Assistée de Annie PRETESEILLE, Greffier, lors des débats et lors du prononcé, qui a signé la présente décision.
ENTRE :
— Monsieur [A] [T] [J]
né le [Date naissance 1] 1957 à [Localité 2] ( GABON), demeurant [Adresse 2]
comparant en personne
Partie(s) demanderesse(s)
ET :
— Madame [N] [C]
née le [Date naissance 2] 1954 à [Localité 3], demeurant Chez M [U] [Q] [C] – [Adresse 3]
représentée par Me Axel DE VILLARTAY, avocat au barreau de RENNES substitué par Me Claire STREHAIANO,
Partie(s) défenderesse(s)
DEBATS :
L’affaire a été plaidée le 05 Mars 2026, et mise en délibéré pour être rendue le 09 Avril 2026 .
JUGEMENT :
En audience publique, par jugement Contradictoire
En PREMIER RESSORT, par mise à disposition au Greffe
EXPOSÉ DU LITIGE
Par acte sous seing privé du 18 décembre 2020, madame [N] [C] a consenti un bail d’habitation à monsieur [A] [T] [J] concernant un logement situé au [Adresse 4], moyennant le paiement d’un loyer mensuel de 780 € et d’une provision pour charges de 190 €.

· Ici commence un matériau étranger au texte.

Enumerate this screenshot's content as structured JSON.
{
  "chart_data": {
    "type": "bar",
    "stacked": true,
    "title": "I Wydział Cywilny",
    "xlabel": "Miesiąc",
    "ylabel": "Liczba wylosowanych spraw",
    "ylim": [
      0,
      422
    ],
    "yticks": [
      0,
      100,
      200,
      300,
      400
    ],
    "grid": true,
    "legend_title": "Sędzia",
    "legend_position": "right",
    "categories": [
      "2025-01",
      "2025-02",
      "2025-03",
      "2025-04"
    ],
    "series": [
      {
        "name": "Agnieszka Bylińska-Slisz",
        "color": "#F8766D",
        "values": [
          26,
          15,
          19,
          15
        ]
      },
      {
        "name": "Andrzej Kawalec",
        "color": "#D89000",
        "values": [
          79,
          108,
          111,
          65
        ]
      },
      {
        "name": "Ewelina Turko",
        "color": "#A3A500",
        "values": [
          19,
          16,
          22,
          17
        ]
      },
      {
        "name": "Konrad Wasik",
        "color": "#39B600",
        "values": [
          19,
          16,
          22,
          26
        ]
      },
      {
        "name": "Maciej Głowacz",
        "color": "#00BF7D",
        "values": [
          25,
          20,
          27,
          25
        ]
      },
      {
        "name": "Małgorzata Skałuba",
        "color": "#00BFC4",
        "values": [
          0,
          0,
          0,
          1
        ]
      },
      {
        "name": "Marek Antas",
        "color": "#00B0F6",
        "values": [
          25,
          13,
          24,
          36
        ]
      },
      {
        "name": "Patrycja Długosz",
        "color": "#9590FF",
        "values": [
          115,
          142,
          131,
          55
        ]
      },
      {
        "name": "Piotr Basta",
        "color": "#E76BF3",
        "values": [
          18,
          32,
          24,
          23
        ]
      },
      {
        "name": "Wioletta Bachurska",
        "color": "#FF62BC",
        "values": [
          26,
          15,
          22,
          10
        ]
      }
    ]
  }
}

Selon jugement du 03 octobre 2025, le juge des contentieux de la protection du tribunal judiciaire de Rennes a, entre autre dispositions :
— constaté à la date du 17 décembre 2024 la résiliation du bail conclu le 18 décembre 2020 entre madame [N] [C], d’une part, et monsieur [A] [T] [J], d’autre part, concernant un logement situé [Adresse 4];
— condamné monsieur [A] [T] [J] à payer à madame [N] [C] la somme de 4.559,38 € au titre de l’arriéré locatif arrêté au 25 août 2025, échéance d’août 2025 incluse ;
— autorisé monsieur [A] [T] [J] à se libérer de sa dette en réglant chaque mois pendant 24 mois, en plus du loyer courant, une somme minimale de 200 €, la dernière échéance étant majorée du solde de la dette en principal, intérêts et frais;
— dit que le premier règlement devra intervenir dans les dix jours suivant la signification de la présente décision, puis, pour les paiements suivants, en même temps que le loyer, au plus tard le cinquième jour de chaque mois, sauf meilleur accord entre les parties ;
— suspendu les effets de la clause résolutoire pendant l’exécution des délais de paiement accordés à monsieur [A] [T] [J] ;
— dit que si les délais accordés sont entièrement respectés, la clause résolutoire sera réputée n’avoir jamais été acquise ;
— dit qu’en revanche, pour le cas où une mensualité, qu’elle soit due au titre du loyer et des charges courants ou de l’arriéré, resterait impayée quinze jours après l’envoi d’une mise en demeure par lettre recommandée avec avis de réception :
·le bail sera considéré comme résilié de plein droit depuis le 17 décembre 2024,
·le solde de la dette deviendra immédiatement exigible,
·la bailleresse pourra, à défaut de libération spontanée des lieux et dès l’expiration d’un délai de deux mois suivant la délivrance d’un commandement d’avoir à libérer les lieux, faire procéder à l’expulsion de monsieur [A] [T] [J] et à celle de tous occupants de son chef, au besoin avec l’assistance de la force publique et d’un serrurier,
·le sort des meubles sera régi conformément aux dispositions des articles L. 433-1 et L. 433-2 du code des procédures civiles d’exécution,
·monsieur [A] [T] [J] sera condamné à verser à madame [N] [C] une indemnité d’occupation mensuelle égale au montant des loyers et charges qui auraient été dus en cas de poursuite du bail, avec révision contractuellement prévue, et ce, jusqu’à la date de libération effective et définitive des lieux, étant précisé que le montant de l’indemnité d’occupation actualisé au jour de l’audience s’élève à la somme mensuelle de 1.068,12 euros ;
— dit n’y avoir lieu d’écarter l’exécution provisoire de droit de la présente décision.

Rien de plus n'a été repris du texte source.